Économie »

Pas de récession pour les jeunes


4 Mai 2009

Après avoir profité du boom économique des années 2000, voilà que les travailleurs de la génération Y surfent sur une nouvelle vague : les employeurs se les arrachent !

À la fin de ses études collégiales en technologie de radiodiagnostic, en 2008, Émilie Bilodeau a postulé un emploi dans quatre hôpitaux et deux cliniques privées. « Et les six voulaient m’engager », raconte la jeune femme. Elle a accepté une offre, mais seulement à temps partiel. Car en janvier 2009, le cégep de Sainte-Foy, où elle a étudié, lui a proposé un poste de professeure — à 25 ans!
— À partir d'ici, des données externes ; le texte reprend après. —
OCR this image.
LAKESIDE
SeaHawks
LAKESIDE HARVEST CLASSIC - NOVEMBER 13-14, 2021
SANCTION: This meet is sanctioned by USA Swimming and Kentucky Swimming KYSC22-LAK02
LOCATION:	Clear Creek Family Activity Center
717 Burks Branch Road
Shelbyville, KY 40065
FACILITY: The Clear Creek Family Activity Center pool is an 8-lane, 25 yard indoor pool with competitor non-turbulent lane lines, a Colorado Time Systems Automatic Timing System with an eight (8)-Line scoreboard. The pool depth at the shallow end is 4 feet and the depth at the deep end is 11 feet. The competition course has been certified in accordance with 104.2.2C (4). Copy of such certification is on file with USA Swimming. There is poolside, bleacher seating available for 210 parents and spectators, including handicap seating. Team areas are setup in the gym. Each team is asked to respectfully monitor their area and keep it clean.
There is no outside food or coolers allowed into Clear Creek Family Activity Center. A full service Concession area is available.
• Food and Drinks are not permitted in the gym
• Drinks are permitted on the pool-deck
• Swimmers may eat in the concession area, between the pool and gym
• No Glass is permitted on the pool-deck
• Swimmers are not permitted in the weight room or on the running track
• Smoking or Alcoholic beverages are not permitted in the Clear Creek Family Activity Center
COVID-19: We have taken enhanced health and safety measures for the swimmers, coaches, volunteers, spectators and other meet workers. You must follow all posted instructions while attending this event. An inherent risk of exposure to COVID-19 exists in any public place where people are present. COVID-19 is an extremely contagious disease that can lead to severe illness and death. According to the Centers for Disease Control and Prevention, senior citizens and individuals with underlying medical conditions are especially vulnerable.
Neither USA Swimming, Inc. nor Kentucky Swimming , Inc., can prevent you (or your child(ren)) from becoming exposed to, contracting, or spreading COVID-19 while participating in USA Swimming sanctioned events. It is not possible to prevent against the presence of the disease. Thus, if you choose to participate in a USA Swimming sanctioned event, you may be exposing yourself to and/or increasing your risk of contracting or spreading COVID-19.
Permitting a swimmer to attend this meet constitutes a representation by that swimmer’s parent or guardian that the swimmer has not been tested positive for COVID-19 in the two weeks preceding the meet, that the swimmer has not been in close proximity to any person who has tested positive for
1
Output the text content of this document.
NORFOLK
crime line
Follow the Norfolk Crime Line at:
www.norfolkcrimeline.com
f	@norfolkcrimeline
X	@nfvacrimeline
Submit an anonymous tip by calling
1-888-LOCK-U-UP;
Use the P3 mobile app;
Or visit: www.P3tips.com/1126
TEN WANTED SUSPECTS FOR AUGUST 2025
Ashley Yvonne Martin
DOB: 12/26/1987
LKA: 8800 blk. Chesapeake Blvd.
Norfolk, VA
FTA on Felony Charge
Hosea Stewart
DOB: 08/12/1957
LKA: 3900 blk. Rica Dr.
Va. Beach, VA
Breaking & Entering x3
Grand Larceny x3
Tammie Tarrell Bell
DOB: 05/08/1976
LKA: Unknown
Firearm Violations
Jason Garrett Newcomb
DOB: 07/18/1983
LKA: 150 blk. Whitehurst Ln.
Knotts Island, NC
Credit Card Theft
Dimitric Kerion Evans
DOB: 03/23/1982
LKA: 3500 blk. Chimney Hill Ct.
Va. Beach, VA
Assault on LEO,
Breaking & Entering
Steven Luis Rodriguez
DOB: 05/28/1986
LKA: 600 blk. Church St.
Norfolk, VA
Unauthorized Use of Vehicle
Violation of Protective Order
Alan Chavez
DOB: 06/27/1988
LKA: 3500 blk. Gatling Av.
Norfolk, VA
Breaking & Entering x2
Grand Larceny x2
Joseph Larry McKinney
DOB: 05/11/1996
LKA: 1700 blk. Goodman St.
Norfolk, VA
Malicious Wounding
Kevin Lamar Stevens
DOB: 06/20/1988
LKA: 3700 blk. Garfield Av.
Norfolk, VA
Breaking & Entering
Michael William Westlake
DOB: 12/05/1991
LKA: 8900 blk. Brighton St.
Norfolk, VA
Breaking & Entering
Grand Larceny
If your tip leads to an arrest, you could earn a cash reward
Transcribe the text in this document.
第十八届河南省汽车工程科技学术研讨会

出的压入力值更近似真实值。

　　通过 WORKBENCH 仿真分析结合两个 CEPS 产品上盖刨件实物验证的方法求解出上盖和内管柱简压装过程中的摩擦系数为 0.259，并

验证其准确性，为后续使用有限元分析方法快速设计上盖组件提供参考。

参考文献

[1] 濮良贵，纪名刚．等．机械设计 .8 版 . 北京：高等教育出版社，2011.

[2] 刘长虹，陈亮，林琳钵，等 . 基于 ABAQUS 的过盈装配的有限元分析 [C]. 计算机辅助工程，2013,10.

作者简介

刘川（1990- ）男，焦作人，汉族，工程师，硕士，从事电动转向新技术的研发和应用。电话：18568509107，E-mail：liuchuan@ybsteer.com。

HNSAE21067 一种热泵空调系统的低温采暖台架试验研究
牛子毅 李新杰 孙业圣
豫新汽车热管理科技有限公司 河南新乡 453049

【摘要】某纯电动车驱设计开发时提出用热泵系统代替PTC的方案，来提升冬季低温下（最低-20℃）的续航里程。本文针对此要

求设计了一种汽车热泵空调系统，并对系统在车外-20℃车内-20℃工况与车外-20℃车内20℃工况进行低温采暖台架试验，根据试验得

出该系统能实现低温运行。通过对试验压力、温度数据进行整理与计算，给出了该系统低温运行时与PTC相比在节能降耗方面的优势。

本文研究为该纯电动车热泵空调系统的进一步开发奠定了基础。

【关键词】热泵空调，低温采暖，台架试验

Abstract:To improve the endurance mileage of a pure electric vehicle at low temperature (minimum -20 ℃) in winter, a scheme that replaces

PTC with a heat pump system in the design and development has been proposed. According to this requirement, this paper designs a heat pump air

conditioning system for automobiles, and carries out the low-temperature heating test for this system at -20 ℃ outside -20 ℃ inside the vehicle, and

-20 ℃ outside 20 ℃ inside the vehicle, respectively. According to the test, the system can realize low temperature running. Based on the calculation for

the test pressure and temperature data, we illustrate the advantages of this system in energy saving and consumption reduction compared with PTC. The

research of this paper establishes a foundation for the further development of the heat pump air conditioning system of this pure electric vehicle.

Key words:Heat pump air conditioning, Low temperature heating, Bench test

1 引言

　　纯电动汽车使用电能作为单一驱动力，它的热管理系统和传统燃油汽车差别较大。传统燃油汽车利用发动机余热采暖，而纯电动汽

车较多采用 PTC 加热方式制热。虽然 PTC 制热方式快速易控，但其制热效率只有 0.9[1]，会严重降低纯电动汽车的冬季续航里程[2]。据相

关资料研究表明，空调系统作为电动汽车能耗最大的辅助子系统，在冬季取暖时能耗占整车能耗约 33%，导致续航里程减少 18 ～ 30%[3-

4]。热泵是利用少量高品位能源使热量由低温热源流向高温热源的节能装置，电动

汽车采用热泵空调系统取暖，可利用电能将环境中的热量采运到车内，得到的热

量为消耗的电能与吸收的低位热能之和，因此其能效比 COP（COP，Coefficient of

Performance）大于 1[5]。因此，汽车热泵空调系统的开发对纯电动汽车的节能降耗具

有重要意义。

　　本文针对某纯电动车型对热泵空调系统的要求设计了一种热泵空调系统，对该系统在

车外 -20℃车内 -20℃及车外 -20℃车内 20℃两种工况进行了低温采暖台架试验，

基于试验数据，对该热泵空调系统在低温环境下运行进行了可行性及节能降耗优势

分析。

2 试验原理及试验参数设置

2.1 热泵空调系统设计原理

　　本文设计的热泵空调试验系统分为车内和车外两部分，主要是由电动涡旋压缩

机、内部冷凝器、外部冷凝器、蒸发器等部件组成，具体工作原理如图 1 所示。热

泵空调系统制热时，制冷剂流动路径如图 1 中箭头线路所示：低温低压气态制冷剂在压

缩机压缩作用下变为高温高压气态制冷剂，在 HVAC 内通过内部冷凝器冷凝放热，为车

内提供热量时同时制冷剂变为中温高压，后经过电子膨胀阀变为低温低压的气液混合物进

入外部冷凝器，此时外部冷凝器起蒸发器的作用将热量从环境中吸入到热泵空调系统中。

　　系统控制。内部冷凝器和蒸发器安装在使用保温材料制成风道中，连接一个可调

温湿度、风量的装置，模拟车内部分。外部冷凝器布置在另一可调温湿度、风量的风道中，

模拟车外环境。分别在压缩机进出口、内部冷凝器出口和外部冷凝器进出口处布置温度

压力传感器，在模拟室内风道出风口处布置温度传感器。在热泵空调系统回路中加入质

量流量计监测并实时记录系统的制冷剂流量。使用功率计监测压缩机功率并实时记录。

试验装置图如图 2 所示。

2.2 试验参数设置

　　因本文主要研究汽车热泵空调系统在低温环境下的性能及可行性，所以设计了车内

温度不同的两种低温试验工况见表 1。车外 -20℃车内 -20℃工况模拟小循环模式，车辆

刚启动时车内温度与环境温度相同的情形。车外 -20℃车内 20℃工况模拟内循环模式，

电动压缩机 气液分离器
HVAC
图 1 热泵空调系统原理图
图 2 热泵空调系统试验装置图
Ils sont choyés, les jeunes de la génération Y (nés après 1980). Ils ont profité du boom économique des années 2000, et voilà qu’ils surfent sur une nouvelle vague: malgré la récession, de nombreux secteurs manquent de main-d’œuvre à cause du déclin démographique. Tous les camarades de classe d’Émilie Bilodeau ont d’ailleurs trouvé un emploi avant la fin de leurs études. « Pour le moment, il n’y a aucun signe avant-coureur de ralentissement », dit Danielle Boué, coordonnatrice du programme de radiologie au cégep de Sainte-Foy.

Le contexte est bien différent de celui dans lequel se trouvaient les jeunes de la génération X, qui avaient 20 ans lors de la récession des années 1990. Alors que le chômage atteignait 15 % aux heures les plus sombres, il augmentera peu d’ici 2010, passant de 7,7 % à 9 %, selon Emploi-Québec.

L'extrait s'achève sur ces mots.